LazyGreg: who knows about friend invites?

by greg on November 1, 2007

Anyone out there know how the friend invites used by most social networking applications are programmed? You know the ones – you provide your e-mail login credentials for one of Google, Yahoo, MSN, or AOL, and the service pulls in your contact list and lets you choose which ones you e-mail. A bit ridiculous – do I really want to trust some random webapp with my e-mail password, which is stronger than the ones I use for the webapp – but hey, everybody’s doing it.

I’d like to know whether this is done by screenscraping or an API, and if there’s any good publicly-available code for this – stuff I can (and eventually will) look up on my own if none of you guys know.

UPDATE: It’s official, my readers rock! Thanks, guys.

{ 7 comments… read them below or add one }

PEK November 2, 2007 at 6:07 am

LazyPaul would just go for the Plaxo widget that will do this for you without the heavy lifting

http://www.plaxo.com/api/widget/

Niki Scevak November 2, 2007 at 6:31 am

Most are basic screen scrapers where you actually get the username and password from the user and the bot just logs in via that.

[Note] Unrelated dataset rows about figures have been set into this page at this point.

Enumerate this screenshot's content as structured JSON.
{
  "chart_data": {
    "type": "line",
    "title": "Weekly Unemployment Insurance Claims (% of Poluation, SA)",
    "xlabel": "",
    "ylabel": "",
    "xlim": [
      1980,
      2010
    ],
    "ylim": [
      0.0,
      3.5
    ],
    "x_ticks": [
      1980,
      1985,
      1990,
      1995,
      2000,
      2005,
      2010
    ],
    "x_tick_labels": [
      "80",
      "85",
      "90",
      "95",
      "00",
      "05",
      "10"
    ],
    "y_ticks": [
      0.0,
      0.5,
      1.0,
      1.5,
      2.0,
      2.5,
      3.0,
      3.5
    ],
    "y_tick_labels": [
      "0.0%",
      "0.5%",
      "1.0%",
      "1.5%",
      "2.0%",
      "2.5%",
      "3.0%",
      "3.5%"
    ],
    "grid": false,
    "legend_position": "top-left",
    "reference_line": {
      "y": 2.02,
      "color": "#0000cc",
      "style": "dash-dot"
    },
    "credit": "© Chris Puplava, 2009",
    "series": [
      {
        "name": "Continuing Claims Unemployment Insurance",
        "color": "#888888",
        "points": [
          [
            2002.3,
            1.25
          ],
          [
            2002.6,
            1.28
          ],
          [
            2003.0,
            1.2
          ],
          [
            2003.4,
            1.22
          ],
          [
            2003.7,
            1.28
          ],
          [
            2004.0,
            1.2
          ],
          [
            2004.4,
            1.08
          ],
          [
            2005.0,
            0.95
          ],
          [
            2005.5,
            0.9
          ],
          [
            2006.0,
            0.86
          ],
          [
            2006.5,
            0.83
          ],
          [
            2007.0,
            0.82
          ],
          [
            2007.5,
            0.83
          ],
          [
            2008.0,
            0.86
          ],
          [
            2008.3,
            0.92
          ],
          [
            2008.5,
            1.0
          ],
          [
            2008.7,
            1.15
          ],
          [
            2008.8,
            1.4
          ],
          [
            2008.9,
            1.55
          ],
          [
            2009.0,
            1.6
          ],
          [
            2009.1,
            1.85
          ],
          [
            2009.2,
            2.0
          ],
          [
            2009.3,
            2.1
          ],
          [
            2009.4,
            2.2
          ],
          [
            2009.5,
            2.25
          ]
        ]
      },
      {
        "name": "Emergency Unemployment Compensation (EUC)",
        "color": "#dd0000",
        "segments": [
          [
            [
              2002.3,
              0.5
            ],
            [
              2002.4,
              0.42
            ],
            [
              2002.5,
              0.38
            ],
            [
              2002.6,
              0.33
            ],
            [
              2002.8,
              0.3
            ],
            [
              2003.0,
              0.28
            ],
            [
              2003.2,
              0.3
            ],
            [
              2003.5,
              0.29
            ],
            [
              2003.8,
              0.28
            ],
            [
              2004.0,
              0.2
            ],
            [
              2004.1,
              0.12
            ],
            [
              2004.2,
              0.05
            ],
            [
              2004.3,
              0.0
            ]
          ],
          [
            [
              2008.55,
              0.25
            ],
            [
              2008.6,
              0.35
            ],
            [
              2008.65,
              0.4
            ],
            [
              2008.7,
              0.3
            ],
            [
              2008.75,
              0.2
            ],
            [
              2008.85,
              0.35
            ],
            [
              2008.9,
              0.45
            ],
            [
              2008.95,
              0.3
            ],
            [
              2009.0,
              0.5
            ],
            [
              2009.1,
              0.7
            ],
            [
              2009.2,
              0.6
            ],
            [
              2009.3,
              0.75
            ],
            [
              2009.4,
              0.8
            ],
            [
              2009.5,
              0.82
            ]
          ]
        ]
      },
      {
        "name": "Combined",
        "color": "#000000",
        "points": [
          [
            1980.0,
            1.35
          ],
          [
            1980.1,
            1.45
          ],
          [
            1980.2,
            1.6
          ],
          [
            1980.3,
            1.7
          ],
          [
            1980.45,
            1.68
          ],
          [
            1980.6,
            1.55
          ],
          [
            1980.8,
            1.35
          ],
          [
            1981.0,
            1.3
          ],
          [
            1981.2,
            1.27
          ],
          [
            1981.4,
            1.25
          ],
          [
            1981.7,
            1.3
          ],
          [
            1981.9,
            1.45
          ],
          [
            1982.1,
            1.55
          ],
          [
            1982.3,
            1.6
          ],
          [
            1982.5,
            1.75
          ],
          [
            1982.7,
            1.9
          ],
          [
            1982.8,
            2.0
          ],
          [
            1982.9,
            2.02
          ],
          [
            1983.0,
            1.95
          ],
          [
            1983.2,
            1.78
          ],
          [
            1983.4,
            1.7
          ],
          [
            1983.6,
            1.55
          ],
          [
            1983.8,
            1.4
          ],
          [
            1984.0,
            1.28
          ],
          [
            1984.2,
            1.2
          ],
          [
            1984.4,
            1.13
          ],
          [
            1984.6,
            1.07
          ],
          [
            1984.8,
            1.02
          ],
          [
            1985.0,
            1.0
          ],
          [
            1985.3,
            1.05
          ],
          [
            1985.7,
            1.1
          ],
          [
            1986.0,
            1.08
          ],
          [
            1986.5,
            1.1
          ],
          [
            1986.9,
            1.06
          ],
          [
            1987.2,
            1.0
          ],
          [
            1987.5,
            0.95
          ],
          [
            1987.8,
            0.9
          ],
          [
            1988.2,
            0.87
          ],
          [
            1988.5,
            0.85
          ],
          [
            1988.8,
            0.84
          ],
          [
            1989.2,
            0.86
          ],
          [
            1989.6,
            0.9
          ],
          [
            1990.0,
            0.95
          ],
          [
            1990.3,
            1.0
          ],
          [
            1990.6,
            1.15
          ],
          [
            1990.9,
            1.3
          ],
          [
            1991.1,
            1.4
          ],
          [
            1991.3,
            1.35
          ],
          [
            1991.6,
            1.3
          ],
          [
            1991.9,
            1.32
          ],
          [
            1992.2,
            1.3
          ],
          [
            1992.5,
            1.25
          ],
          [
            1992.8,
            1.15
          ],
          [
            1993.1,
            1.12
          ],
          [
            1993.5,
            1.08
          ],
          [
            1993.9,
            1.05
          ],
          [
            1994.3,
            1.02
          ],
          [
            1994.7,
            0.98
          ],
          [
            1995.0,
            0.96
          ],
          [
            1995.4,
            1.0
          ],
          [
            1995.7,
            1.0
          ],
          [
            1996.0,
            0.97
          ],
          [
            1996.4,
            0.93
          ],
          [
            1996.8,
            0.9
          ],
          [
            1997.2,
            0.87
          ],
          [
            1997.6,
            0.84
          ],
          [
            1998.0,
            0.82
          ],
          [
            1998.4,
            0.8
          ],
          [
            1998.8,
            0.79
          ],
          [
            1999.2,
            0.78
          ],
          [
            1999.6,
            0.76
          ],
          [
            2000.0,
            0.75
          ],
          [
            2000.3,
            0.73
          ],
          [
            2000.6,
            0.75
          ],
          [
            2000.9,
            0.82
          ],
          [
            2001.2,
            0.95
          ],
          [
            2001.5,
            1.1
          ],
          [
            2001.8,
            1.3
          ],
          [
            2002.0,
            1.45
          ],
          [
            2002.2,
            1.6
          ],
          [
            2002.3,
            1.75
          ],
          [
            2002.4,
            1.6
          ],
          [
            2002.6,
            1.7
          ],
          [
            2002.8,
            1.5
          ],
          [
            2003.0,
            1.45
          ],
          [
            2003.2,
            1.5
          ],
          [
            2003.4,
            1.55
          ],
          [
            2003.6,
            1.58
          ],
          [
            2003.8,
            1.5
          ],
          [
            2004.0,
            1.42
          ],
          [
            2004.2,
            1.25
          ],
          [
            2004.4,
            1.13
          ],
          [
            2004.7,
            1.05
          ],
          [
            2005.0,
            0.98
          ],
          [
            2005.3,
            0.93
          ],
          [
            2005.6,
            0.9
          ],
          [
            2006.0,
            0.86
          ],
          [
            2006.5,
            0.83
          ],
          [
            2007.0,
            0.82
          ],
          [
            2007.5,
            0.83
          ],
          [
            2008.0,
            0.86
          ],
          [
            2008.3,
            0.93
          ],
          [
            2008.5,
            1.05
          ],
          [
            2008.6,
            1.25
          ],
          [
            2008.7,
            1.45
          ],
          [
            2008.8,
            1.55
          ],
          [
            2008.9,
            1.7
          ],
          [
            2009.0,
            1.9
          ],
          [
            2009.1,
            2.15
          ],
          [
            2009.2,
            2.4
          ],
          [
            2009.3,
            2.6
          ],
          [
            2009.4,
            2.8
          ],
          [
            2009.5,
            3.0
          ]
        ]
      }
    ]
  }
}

Yahoo has a browser based authentication, where you authenticate on a yahoo page and the app temporarily gets access: http://developer.yahoo.com/auth/

Gmail also has some pretty rich API support around it: http://johnvey.com/features/gmailapi/docs/

Paul Lomax November 2, 2007 at 6:31 am

There’s a few bits of code around for this – one is here: http://freshmeat.net/projects/contactgrabber/

Something else to look at is Plaxo: http://www.plaxo.com/api

Rob Leathern November 2, 2007 at 1:08 pm

I’ve actually heard some disturbing stuff about how these software services are actually outsourced… and one company (I don’t know the details myself) that’s been mentioned in this regard doing somewhat sketchy stuff is Rapleaf (http://www.rapleaf.com). Worth looking at… ?

Peter Caputa November 2, 2007 at 1:15 pm

Plaxo provides a nice API/Web service that takes care of all the code for this. It’s quite nice if you can get past using plaxo.

Gopi November 4, 2007 at 1:28 pm

Contact import software is now a commodity…many offshore companies provide out-of-the-box code in multiple platforms (php,.net etc) with regular updates (as the webmail’s change often), Ex: improsys.com

peter caputa November 6, 2007 at 4:33 pm

I don’t think Rapleaf would be the right solution. They do have this capability into their service to allow a user to have a public page that links to all of their social networking identities. But, I don’t think they provide an api like this.

Auren Hoffman is the founder and I just chatted with him last week. He’s a good guy if you want an intro. They may be able to help you out in the future. Not exactly sure what they are planning.

Also… I think they got a bad rap about the way they handled some PR. I wouldn’t call Auren or Rapleaf shady.